A female reporter looked at me imploringly and put a note into my hand:

"Please write two sentences for our newspaper! Just one sentence! "

Kindness is hard to refuse! These reporters and readers who have been waiting for me at the airport for a long time, I really can't bear it, so I bowed my head and wrote again. Just after I finished writing, another book was stuffed in. I was about to sign the last name, but I felt very light and my feet left the ground. Oh, my God! The "Giantess" picked me up like a chicken and dragged me out of the airport lobby without hesitation. I was crammed into a car before I regained consciousness. When I saw it again, Tao Xin, Cheng Yun and Chu Xia were waiting for me in the car. The car door slammed, and the giant girl stretched out a child prodigy's palm from the window and said to me loudly, "I'm Yang Jie!" " I reached out to shake hands with Yang Jie in shock, but she couldn't wait to shake hands, and this hand was withdrawn. Only heard the hand "bang" on the roof, Hong Zhong voice shout at top of voice:

"Drive!" Before the car started, a beautiful young girl's face hurried to the window. I saw a pair of bright big eyes, a pair of black braids hanging over my chest, and her plain face was delicate and touching. What a northland girl! I like it in my heart At the same time, my heart is trembling for my compatriots on this side of the strait. The little girl climbed up the window savagely and said to me imploringly:

"May I visit you? I am a reporter of XX newspaper! "

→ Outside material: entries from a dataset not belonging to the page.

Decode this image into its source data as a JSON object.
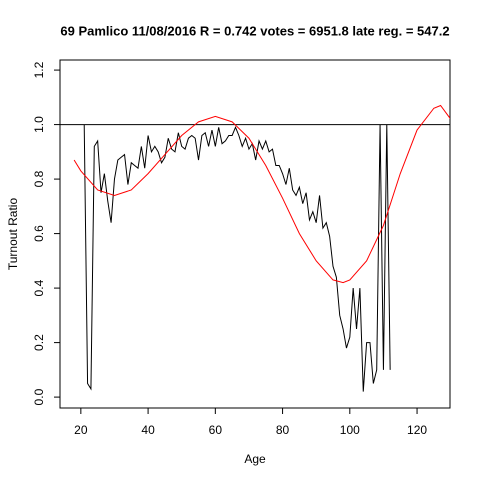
{
  "chart_data": {
    "type": "line",
    "title": "69 Pamlico 11/08/2016 R = 0.742 votes = 6951.8 late reg. = 547.2",
    "x_label": "Age",
    "y_label": "Turnout Ratio",
    "xlim": [
      13.8,
      129.8
    ],
    "ylim": [
      -0.04,
      1.237
    ],
    "xticks": [
      20,
      40,
      60,
      80,
      100,
      120
    ],
    "yticks": [
      {
        "value": 0,
        "label": "0.0"
      },
      0.2,
      0.4,
      0.6,
      0.8,
      {
        "value": 1,
        "label": "1.0"
      },
      1.2
    ],
    "hline": 1,
    "series": [
      {
        "color": "#000000",
        "x": [
          21,
          22,
          23,
          24,
          25,
          26,
          27,
          28,
          29,
          30,
          31,
          32,
          33,
          34,
          35,
          36,
          37,
          38,
          39,
          40,
          41,
          42,
          43,
          44,
          45,
          46,
          47,
          48,
          49,
          50,
          51,
          52,
          53,
          54,
          55,
          56,
          57,
          58,
          59,
          60,
          61,
          62,
          63,
          64,
          65,
          66,
          67,
          68,
          69,
          70,
          71,
          72,
          73,
          74,
          75,
          76,
          77,
          78,
          79,
          80,
          81,
          82,
          83,
          84,
          85,
          86,
          87,
          88,
          89,
          90,
          91,
          92,
          93,
          94,
          95,
          96,
          97,
          98,
          99,
          100,
          101,
          102,
          103,
          104,
          105,
          106,
          107,
          108,
          109,
          110,
          111,
          112
        ],
        "values": [
          1.0,
          0.05,
          0.03,
          0.92,
          0.94,
          0.75,
          0.82,
          0.72,
          0.64,
          0.8,
          0.87,
          0.88,
          0.89,
          0.78,
          0.86,
          0.85,
          0.84,
          0.92,
          0.84,
          0.96,
          0.9,
          0.92,
          0.9,
          0.86,
          0.88,
          0.95,
          0.91,
          0.9,
          0.97,
          0.92,
          0.91,
          0.95,
          0.96,
          0.95,
          0.87,
          0.96,
          0.97,
          0.92,
          0.98,
          0.92,
          0.99,
          0.93,
          0.94,
          0.96,
          0.96,
          0.99,
          0.96,
          0.92,
          0.95,
          0.91,
          0.93,
          0.87,
          0.94,
          0.91,
          0.94,
          0.9,
          0.91,
          0.85,
          0.85,
          0.82,
          0.78,
          0.84,
          0.76,
          0.74,
          0.77,
          0.71,
          0.75,
          0.65,
          0.68,
          0.64,
          0.74,
          0.62,
          0.64,
          0.59,
          0.48,
          0.44,
          0.3,
          0.25,
          0.18,
          0.22,
          0.4,
          0.25,
          0.4,
          0.02,
          0.2,
          0.2,
          0.05,
          0.1,
          1.0,
          0.1,
          1.0,
          0.1
        ]
      },
      {
        "color": "#ff0000",
        "x": [
          18,
          20,
          25,
          30,
          35,
          40,
          45,
          50,
          55,
          60,
          65,
          70,
          75,
          80,
          85,
          90,
          95,
          98,
          100,
          105,
          110,
          115,
          120,
          125,
          127,
          130
        ],
        "values": [
          0.87,
          0.83,
          0.76,
          0.74,
          0.76,
          0.82,
          0.89,
          0.96,
          1.01,
          1.03,
          1.01,
          0.95,
          0.85,
          0.73,
          0.6,
          0.5,
          0.43,
          0.42,
          0.43,
          0.5,
          0.63,
          0.82,
          0.98,
          1.06,
          1.07,
          1.02
        ]
      }
    ]
  }
}
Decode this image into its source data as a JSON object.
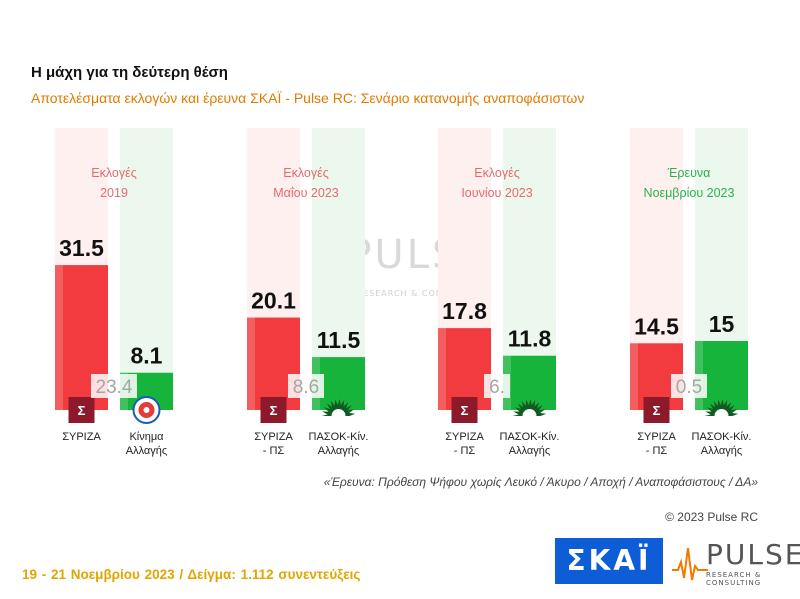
{
  "header": {
    "title": "Η μάχη για τη δεύτερη θέση",
    "subtitle": "Αποτελέσματα εκλογών και έρευνα ΣΚΑΪ - Pulse RC: Σενάριο κατανομής αναποφάσιστων"
  },
  "watermark": {
    "word": "PULSE",
    "sub": "RESEARCH & CONSULTING"
  },
  "chart_data": {
    "type": "bar",
    "groups": [
      {
        "label_lines": [
          "Εκλογές",
          "2019"
        ],
        "label_color": "#e8696a",
        "gap": "23.4",
        "bars": [
          {
            "party": "ΣΥΡΙΖΑ",
            "value": 31.5,
            "value_label": "31.5",
            "color": "#f23b3f",
            "party_lines": [
              "ΣΥΡΙΖΑ"
            ],
            "icon": "syriza-logo-icon"
          },
          {
            "party": "Κίνημα Αλλαγής",
            "value": 8.1,
            "value_label": "8.1",
            "color": "#16b43a",
            "party_lines": [
              "Κίνημα",
              "Αλλαγής"
            ],
            "icon": "kinal-logo-icon"
          }
        ]
      },
      {
        "label_lines": [
          "Εκλογές",
          "Μαΐου 2023"
        ],
        "label_color": "#e8696a",
        "gap": "8.6",
        "bars": [
          {
            "party": "ΣΥΡΙΖΑ - ΠΣ",
            "value": 20.1,
            "value_label": "20.1",
            "color": "#f23b3f",
            "party_lines": [
              "ΣΥΡΙΖΑ",
              "- ΠΣ"
            ],
            "icon": "syriza-logo-icon"
          },
          {
            "party": "ΠΑΣΟΚ-Κίν. Αλλαγής",
            "value": 11.5,
            "value_label": "11.5",
            "color": "#16b43a",
            "party_lines": [
              "ΠΑΣΟΚ-Κίν.",
              "Αλλαγής"
            ],
            "icon": "pasok-sun-icon"
          }
        ]
      },
      {
        "label_lines": [
          "Εκλογές",
          "Ιουνίου 2023"
        ],
        "label_color": "#e8696a",
        "gap": "6.",
        "bars": [
          {
            "party": "ΣΥΡΙΖΑ - ΠΣ",
            "value": 17.8,
            "value_label": "17.8",
            "color": "#f23b3f",
            "party_lines": [
              "ΣΥΡΙΖΑ",
              "- ΠΣ"
            ],
            "icon": "syriza-logo-icon"
          },
          {
            "party": "ΠΑΣΟΚ-Κίν. Αλλαγής",
            "value": 11.8,
            "value_label": "11.8",
            "color": "#16b43a",
            "party_lines": [
              "ΠΑΣΟΚ-Κίν.",
              "Αλλαγής"
            ],
            "icon": "pasok-sun-icon"
          }
        ]
      },
      {
        "label_lines": [
          "Έρευνα",
          "Νοεμβρίου 2023"
        ],
        "label_color": "#27b34b",
        "gap": "0.5",
        "bars": [
          {
            "party": "ΣΥΡΙΖΑ - ΠΣ",
            "value": 14.5,
            "value_label": "14.5",
            "color": "#f23b3f",
            "party_lines": [
              "ΣΥΡΙΖΑ",
              "- ΠΣ"
            ],
            "icon": "syriza-logo-icon"
          },
          {
            "party": "ΠΑΣΟΚ-Κίν. Αλλαγής",
            "value": 15,
            "value_label": "15",
            "color": "#16b43a",
            "party_lines": [
              "ΠΑΣΟΚ-Κίν.",
              "Αλλαγής"
            ],
            "icon": "pasok-sun-icon"
          }
        ]
      }
    ],
    "colors": {
      "bg_red": "#fff0f0",
      "bg_green": "#ecf8ee"
    }
  },
  "footnote": "«Έρευνα: Πρόθεση Ψήφου χωρίς Λευκό / Άκυρο / Αποχή / Αναποφάσιστους / ΔΑ»",
  "copyright": "© 2023 Pulse RC",
  "footer": {
    "sample": "19 - 21 Νοεμβρίου 2023 / Δείγμα: 1.112 συνεντεύξεις"
  },
  "logos": {
    "skai": "ΣΚΑΪ",
    "pulse": "PULSE",
    "pulse_sub": "RESEARCH & CONSULTING"
  }
}
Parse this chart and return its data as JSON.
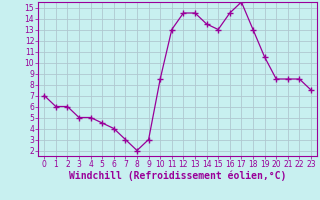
{
  "x": [
    0,
    1,
    2,
    3,
    4,
    5,
    6,
    7,
    8,
    9,
    10,
    11,
    12,
    13,
    14,
    15,
    16,
    17,
    18,
    19,
    20,
    21,
    22,
    23
  ],
  "y": [
    7.0,
    6.0,
    6.0,
    5.0,
    5.0,
    4.5,
    4.0,
    3.0,
    2.0,
    3.0,
    8.5,
    13.0,
    14.5,
    14.5,
    13.5,
    13.0,
    14.5,
    15.5,
    13.0,
    10.5,
    8.5,
    8.5,
    8.5,
    7.5
  ],
  "line_color": "#990099",
  "marker": "+",
  "marker_size": 4,
  "bg_color": "#c8f0f0",
  "grid_color": "#b0c8d0",
  "xlabel": "Windchill (Refroidissement éolien,°C)",
  "xlim": [
    -0.5,
    23.5
  ],
  "ylim": [
    1.5,
    15.5
  ],
  "yticks": [
    2,
    3,
    4,
    5,
    6,
    7,
    8,
    9,
    10,
    11,
    12,
    13,
    14,
    15
  ],
  "xticks": [
    0,
    1,
    2,
    3,
    4,
    5,
    6,
    7,
    8,
    9,
    10,
    11,
    12,
    13,
    14,
    15,
    16,
    17,
    18,
    19,
    20,
    21,
    22,
    23
  ],
  "tick_color": "#990099",
  "label_color": "#990099",
  "label_fontsize": 7,
  "tick_fontsize": 5.5
}
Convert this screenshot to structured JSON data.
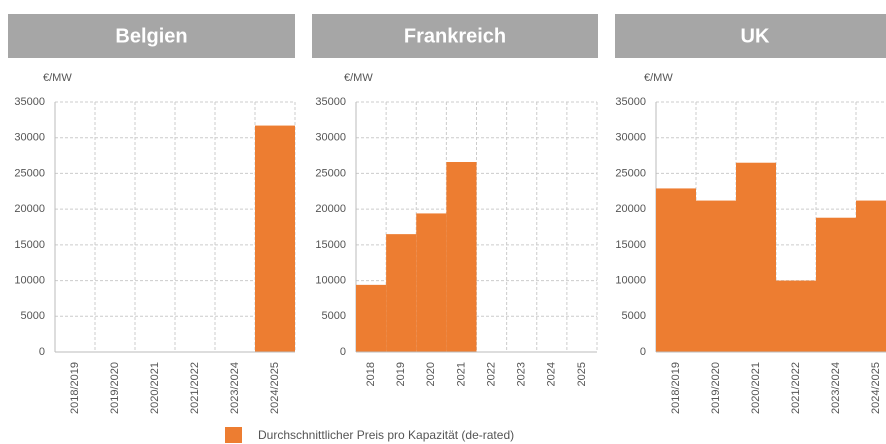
{
  "chart_data": [
    {
      "type": "bar",
      "title": "Belgien",
      "y_label": "€/MW",
      "categories": [
        "2018/2019",
        "2019/2020",
        "2020/2021",
        "2021/2022",
        "2023/2024",
        "2024/2025"
      ],
      "values": [
        0,
        0,
        0,
        0,
        0,
        31700
      ],
      "color": "#ed7d31",
      "ylim": [
        0,
        35000
      ],
      "yticks": [
        0,
        5000,
        10000,
        15000,
        20000,
        25000,
        30000,
        35000
      ],
      "grid": true
    },
    {
      "type": "bar",
      "title": "Frankreich",
      "y_label": "€/MW",
      "categories": [
        "2018",
        "2019",
        "2020",
        "2021",
        "2022",
        "2023",
        "2024",
        "2025"
      ],
      "values": [
        9400,
        16500,
        19400,
        26600,
        0,
        0,
        0,
        0
      ],
      "color": "#ed7d31",
      "ylim": [
        0,
        35000
      ],
      "yticks": [
        0,
        5000,
        10000,
        15000,
        20000,
        25000,
        30000,
        35000
      ],
      "grid": true
    },
    {
      "type": "bar",
      "title": "UK",
      "y_label": "€/MW",
      "categories": [
        "2018/2019",
        "2019/2020",
        "2020/2021",
        "2021/2022",
        "2023/2024",
        "2024/2025"
      ],
      "values": [
        22900,
        21200,
        26500,
        10000,
        18800,
        21200
      ],
      "color": "#ed7d31",
      "ylim": [
        0,
        35000
      ],
      "yticks": [
        0,
        5000,
        10000,
        15000,
        20000,
        25000,
        30000,
        35000
      ],
      "grid": true
    }
  ],
  "legend": {
    "label": "Durchschnittlicher Preis pro Kapazität (de-rated)",
    "color": "#ed7d31"
  }
}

Before I could answer, Yang Jie knocked at the door on the roof:

"Drive! Drive! Drive! "

Seeing that the interview could not be completed, the girl's eyes showed disappointment. There was a stir in my heart-I was excited by these warm welcome, and I was excited when I first arrived in Beijing-

I took the girl's hand and whispered in her ear sincerely:

"My first impression when I arrived in Beijing was that the girls in the north were also beautiful, such as you!"

I let go and the car sped away.

I looked back out of the window, and the girl blushed and stood in a sandstorm unique to Beijing. My heart is full of apologies. I feel sorry for all the people who didn't contact me at that airport. The bus had been gone for a long time. When I turned around, the little girl was still standing in the street, waving to me. Ten days later, I finally accepted her invitation to dinner in Beijing. Her name was Hong Ying.